Coordenação: Jorge Vianna Monteiro
1. Introdução
A incidência não-uniforme das políticas públicas abre espaço para que sejam acionados mecanismos institucionais que sustentam demandas de grupos privados formalmente organizados:1
são exemplos disso os atendimentos a diversos segmentos produtivos que, nos últimos anos, têm sido alcançados por variados tipos de regulação econômica e por desonerações tributárias, tornando essas provisões cada vez mais individualizadas, o que, por seu turno, reforça e torna mais complexo o mecanismo de reivindicação de grupos privados formalmente organizados em torno de demandas preferenciais (Buchanan e Congleton, 1998);
a contrapartida dessas ocorrências é um custo social ainda não devidamente aferido e que tem sua origem na fragilidade ou virtual inexistência de regulação restritiva às ações de lobbying que tais interesses empreendem, bem como no quadro institucional amorfo em que opera a economia, mesmo no âmbito constitucional.2
As seções 2 e 3 apresentam casos didáticos de tais decisões que são substancialmente opacas e que atendem a interesses localizados.

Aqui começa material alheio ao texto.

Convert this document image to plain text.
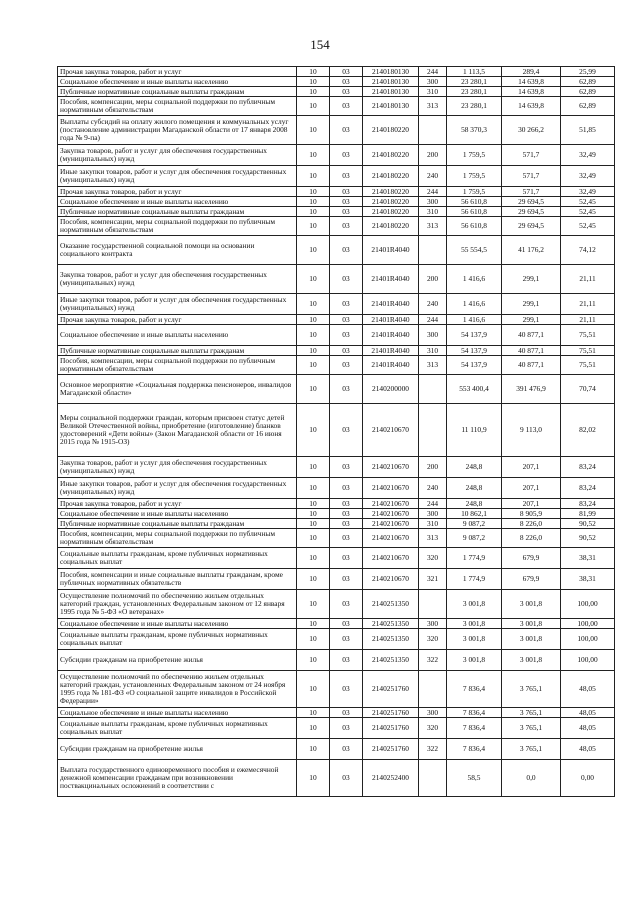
154
Прочая закупка товаров, работ и услуг	10	03	2140180130	244	1 113,5	289,4	25,99
Социальное обеспечение и иные выплаты населению	10	03	2140180130	300	23 280,1	14 639,8	62,89
Публичные нормативные социальные выплаты гражданам	10	03	2140180130	310	23 280,1	14 639,8	62,89
Пособия, компенсации, меры социальной поддержки по публичным нормативным обязательствам	10	03	2140180130	313	23 280,1	14 639,8	62,89
Выплаты субсидий на оплату жилого помещения и коммунальных услуг (постановление администрации Магаданской области от 17 января 2008 года № 9-па)	10	03	2140180220		58 370,3	30 266,2	51,85
Закупка товаров, работ и услуг для обеспечения государственных (муниципальных) нужд	10	03	2140180220	200	1 759,5	571,7	32,49
Иные закупки товаров, работ и услуг для обеспечения государственных (муниципальных) нужд	10	03	2140180220	240	1 759,5	571,7	32,49
Прочая закупка товаров, работ и услуг	10	03	2140180220	244	1 759,5	571,7	32,49
Социальное обеспечение и иные выплаты населению	10	03	2140180220	300	56 610,8	29 694,5	52,45
Публичные нормативные социальные выплаты гражданам	10	03	2140180220	310	56 610,8	29 694,5	52,45
Пособия, компенсации, меры социальной поддержки по публичным нормативным обязательствам	10	03	2140180220	313	56 610,8	29 694,5	52,45
Оказание государственной социальной помощи на основании социального контракта	10	03	21401R4040		55 554,5	41 176,2	74,12
Закупка товаров, работ и услуг для обеспечения государственных (муниципальных) нужд	10	03	21401R4040	200	1 416,6	299,1	21,11
Иные закупки товаров, работ и услуг для обеспечения государственных (муниципальных) нужд	10	03	21401R4040	240	1 416,6	299,1	21,11
Прочая закупка товаров, работ и услуг	10	03	21401R4040	244	1 416,6	299,1	21,11
Социальное обеспечение и иные выплаты населению	10	03	21401R4040	300	54 137,9	40 877,1	75,51
Публичные нормативные социальные выплаты гражданам	10	03	21401R4040	310	54 137,9	40 877,1	75,51
Пособия, компенсации, меры социальной поддержки по публичным нормативным обязательствам	10	03	21401R4040	313	54 137,9	40 877,1	75,51
Основное мероприятие «Социальная поддержка пенсионеров, инвалидов Магаданской области»	10	03	2140200000		553 400,4	391 476,9	70,74
Меры социальной поддержки граждан, которым присвоен статус детей Великой Отечественной войны, приобретение (изготовление) бланков удостоверений «Дети войны» (Закон Магаданской области от 16 июня 2015 года № 1915-ОЗ)	10	03	2140210670		11 110,9	9 113,0	82,02
Закупка товаров, работ и услуг для обеспечения государственных (муниципальных) нужд	10	03	2140210670	200	248,8	207,1	83,24
Иные закупки товаров, работ и услуг для обеспечения государственных (муниципальных) нужд	10	03	2140210670	240	248,8	207,1	83,24
Прочая закупка товаров, работ и услуг	10	03	2140210670	244	248,8	207,1	83,24
Социальное обеспечение и иные выплаты населению	10	03	2140210670	300	10 862,1	8 905,9	81,99
Публичные нормативные социальные выплаты гражданам	10	03	2140210670	310	9 087,2	8 226,0	90,52
Пособия, компенсации, меры социальной поддержки по публичным нормативным обязательствам	10	03	2140210670	313	9 087,2	8 226,0	90,52
Социальные выплаты гражданам, кроме публичных нормативных социальных выплат	10	03	2140210670	320	1 774,9	679,9	38,31
Пособия, компенсации и иные социальные выплаты гражданам, кроме публичных нормативных обязательств	10	03	2140210670	321	1 774,9	679,9	38,31
Осуществление полномочий по обеспечению жильем отдельных категорий граждан, установленных Федеральным законом от 12 января 1995 года № 5-ФЗ «О ветеранах»	10	03	2140251350		3 001,8	3 001,8	100,00
Социальное обеспечение и иные выплаты населению	10	03	2140251350	300	3 001,8	3 001,8	100,00
Социальные выплаты гражданам, кроме публичных нормативных социальных выплат	10	03	2140251350	320	3 001,8	3 001,8	100,00
Субсидии гражданам на приобретение жилья	10	03	2140251350	322	3 001,8	3 001,8	100,00
Осуществление полномочий по обеспечению жильем отдельных категорий граждан, установленных Федеральным законом от 24 ноября 1995 года № 181-ФЗ «О социальной защите инвалидов в Российской Федерации»	10	03	2140251760		7 836,4	3 765,1	48,05
Социальное обеспечение и иные выплаты населению	10	03	2140251760	300	7 836,4	3 765,1	48,05
Социальные выплаты гражданам, кроме публичных нормативных социальных выплат	10	03	2140251760	320	7 836,4	3 765,1	48,05
Субсидии гражданам на приобретение жилья	10	03	2140251760	322	7 836,4	3 765,1	48,05
Выплата государственного единовременного пособия и ежемесячной денежной компенсации гражданам при возникновении поствакцинальных осложнений в соответствии с	10	03	2140252400		58,5	0,0	0,00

Muitos desses atendimentos preferenciais têm sido tipicamente providos por ações diretamente originadas em leis emitidas pelo presidente da República,3 ou por ações diretamente gerenciais, como exemplificado pelo caso apresentado na seção 2.

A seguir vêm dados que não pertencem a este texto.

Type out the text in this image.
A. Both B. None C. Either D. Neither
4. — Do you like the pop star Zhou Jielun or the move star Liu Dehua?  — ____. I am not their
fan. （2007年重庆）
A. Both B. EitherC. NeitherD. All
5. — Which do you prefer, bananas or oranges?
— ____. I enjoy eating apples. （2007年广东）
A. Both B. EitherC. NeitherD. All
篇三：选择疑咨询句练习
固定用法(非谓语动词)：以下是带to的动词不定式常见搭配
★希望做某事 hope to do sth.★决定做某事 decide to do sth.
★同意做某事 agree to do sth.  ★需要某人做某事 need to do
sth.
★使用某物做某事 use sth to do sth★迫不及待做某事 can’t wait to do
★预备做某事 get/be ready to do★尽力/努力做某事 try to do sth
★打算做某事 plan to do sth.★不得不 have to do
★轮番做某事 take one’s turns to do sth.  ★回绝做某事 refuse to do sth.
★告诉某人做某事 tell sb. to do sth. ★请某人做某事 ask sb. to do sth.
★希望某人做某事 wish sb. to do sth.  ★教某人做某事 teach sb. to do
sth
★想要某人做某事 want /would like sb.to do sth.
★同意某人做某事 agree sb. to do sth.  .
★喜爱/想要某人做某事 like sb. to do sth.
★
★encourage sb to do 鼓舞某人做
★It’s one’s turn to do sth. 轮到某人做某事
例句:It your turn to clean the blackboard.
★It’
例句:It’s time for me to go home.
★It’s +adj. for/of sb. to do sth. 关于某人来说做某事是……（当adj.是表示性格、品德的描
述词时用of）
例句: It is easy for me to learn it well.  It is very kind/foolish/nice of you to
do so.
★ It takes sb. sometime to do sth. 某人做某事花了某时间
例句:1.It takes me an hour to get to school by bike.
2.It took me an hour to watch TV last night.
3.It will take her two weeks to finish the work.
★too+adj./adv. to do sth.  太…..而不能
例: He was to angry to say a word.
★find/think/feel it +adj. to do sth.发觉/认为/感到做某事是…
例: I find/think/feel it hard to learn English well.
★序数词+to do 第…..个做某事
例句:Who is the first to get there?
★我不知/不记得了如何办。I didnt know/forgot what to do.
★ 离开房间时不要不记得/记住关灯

A seção 4 resume as decorrências mais centrais da dissipação do sistema de separação de poderes causada por essa capacidade de legislar hipertrofiada no Executivo.
2. Sobre a Resolução nº 3.446 do CMN
Seja, o caso da mudança no cálculo da TR, promovida pela já mencionada Resolução nº 3.446 do CMN. Essa alteração na TR torna-se um redutor potencial dos ganhos em aplicações na caderneta de poupança e no FGTS. O beneficiário preferencial dessa nova regra é, por certo, o setor financeiro que adquire proteção quanto a eventual reposicionamento nas suas fontes de ganhos, antecipando uma muito provável trajetória de queda na taxa básica de juros (Selic).

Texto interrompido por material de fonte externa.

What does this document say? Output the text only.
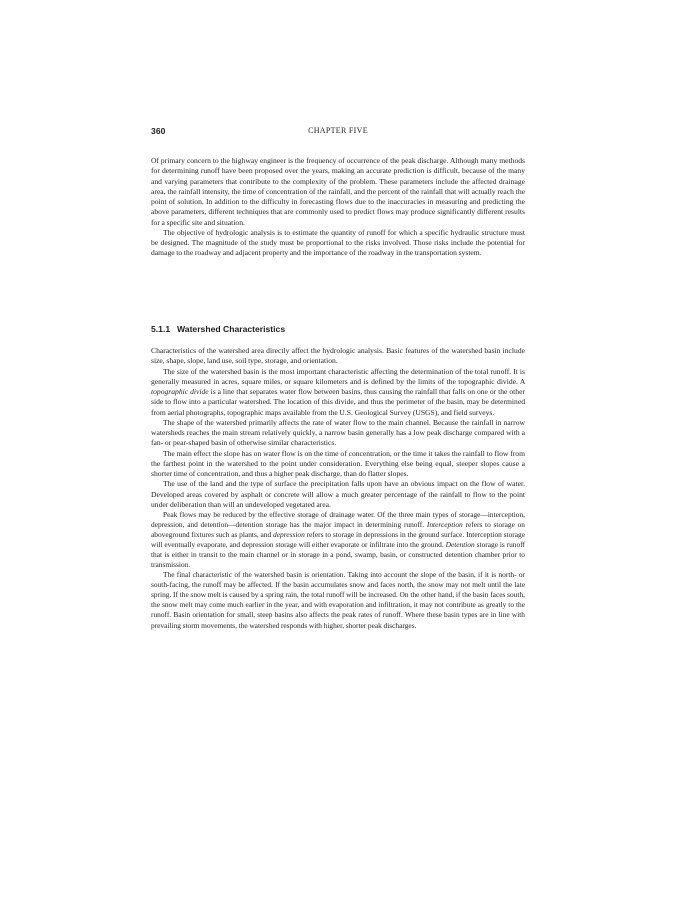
360	CHAPTER FIVE

Of primary concern to the highway engineer is the frequency of occurrence of the peak discharge. Although many methods for determining runoff have been proposed over the years, making an accurate prediction is difficult, because of the many and varying parameters that contribute to the complexity of the problem. These parameters include the affected drainage area, the rainfall intensity, the time of concentration of the rainfall, and the percent of the rainfall that will actually reach the point of solution. In addition to the difficulty in forecasting flows due to the inaccuracies in measuring and predicting the above parameters, different techniques that are commonly used to predict flows may produce significantly different results for a specific site and situation.

The objective of hydrologic analysis is to estimate the quantity of runoff for which a specific hydraulic structure must be designed. The magnitude of the study must be proportional to the risks involved. Those risks include the potential for damage to the roadway and adjacent property and the importance of the roadway in the transportation system.

5.1.1 Watershed Characteristics

Characteristics of the watershed area directly affect the hydrologic analysis. Basic features of the watershed basin include size, shape, slope, land use, soil type, storage, and orientation.

The size of the watershed basin is the most important characteristic affecting the determination of the total runoff. It is generally measured in acres, square miles, or square kilometers and is defined by the limits of the topographic divide. A topographic divide is a line that separates water flow between basins, thus causing the rainfall that falls on one or the other side to flow into a particular watershed. The location of this divide, and thus the perimeter of the basin, may be determined from aerial photographs, topographic maps available from the U.S. Geological Survey (USGS), and field surveys.

The shape of the watershed primarily affects the rate of water flow to the main channel. Because the rainfall in narrow watersheds reaches the main stream relatively quickly, a narrow basin generally has a low peak discharge compared with a fan- or pear-shaped basin of otherwise similar characteristics.

The main effect the slope has on water flow is on the time of concentration, or the time it takes the rainfall to flow from the farthest point in the watershed to the point under consideration. Everything else being equal, steeper slopes cause a shorter time of concentration, and thus a higher peak discharge, than do flatter slopes.

The use of the land and the type of surface the precipitation falls upon have an obvious impact on the flow of water. Developed areas covered by asphalt or concrete will allow a much greater percentage of the rainfall to flow to the point under deliberation than will an undeveloped vegetated area.

Peak flows may be reduced by the effective storage of drainage water. Of the three main types of storage—interception, depression, and detention—detention storage has the major impact in determining runoff. Interception refers to storage on aboveground fixtures such as plants, and depression refers to storage in depressions in the ground surface. Interception storage will eventually evaporate, and depression storage will either evaporate or infiltrate into the ground. Detention storage is runoff that is either in transit to the main channel or in storage in a pond, swamp, basin, or constructed detention chamber prior to transmission.

The final characteristic of the watershed basin is orientation. Taking into account the slope of the basin, if it is north- or south-facing, the runoff may be affected. If the basin accumulates snow and faces north, the snow may not melt until the late spring. If the snow melt is caused by a spring rain, the total runoff will be increased. On the other hand, if the basin faces south, the snow melt may come much earlier in the year, and with evaporation and infiltration, it may not contribute as greatly to the runoff. Basin orientation for small, steep basins also affects the peak rates of runoff. Where these basin types are in line with prevailing storm movements, the watershed responds with higher, shorter peak discharges.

E se houver erro nessa projeção?
Ora, o poder de grupos como a Federação Brasileira de Bancos (Febraban) não é unidirecional: ele pode ser acionado com igual força, em qualquer sentido, à medida que se consolidem resultados positivos de regulações já em curso, tanto quanto, para alterar regulações que venham a lhes acarretar perdas.
Na construção da estratégia em torno da citada Resolução nº 3.446, levou-se em conta:
o caráter complexo da decisão do CMN.
Foge ao entendimento mais amplo, como funciona propriamente o mecanismo que remunera a oferta de aplicações, da perspectiva dos seus agentes financeiros.4
O "adoçante" de que, diante de perdas que a decisão do CMN possa vir a promover em aplicações de poupança popular e na remuneração das contas do FGTS, o mutuário do financiamento da casa própria, em contrapartida, é tido como beneficiário, com a redução da taxa de juros nos negócios imobiliários.5
Contudo, o diagnóstico apresentado acima não deixa de ser simplista. É necessário determinar quão amplamente serão distribuídos custos e benefícios da Resolução nº 3.446 em uma variedade de mercados que se apresentam em permanente mudança, especialmente mercados em que produtos financeiros de todo tipo são comprados e vendidos. Afinal, em muitos casos de políticas de regulação, uma notória dificuldade é determinar sobre quem, em última instância, incidirão os efeitos de seus custos e benefícios.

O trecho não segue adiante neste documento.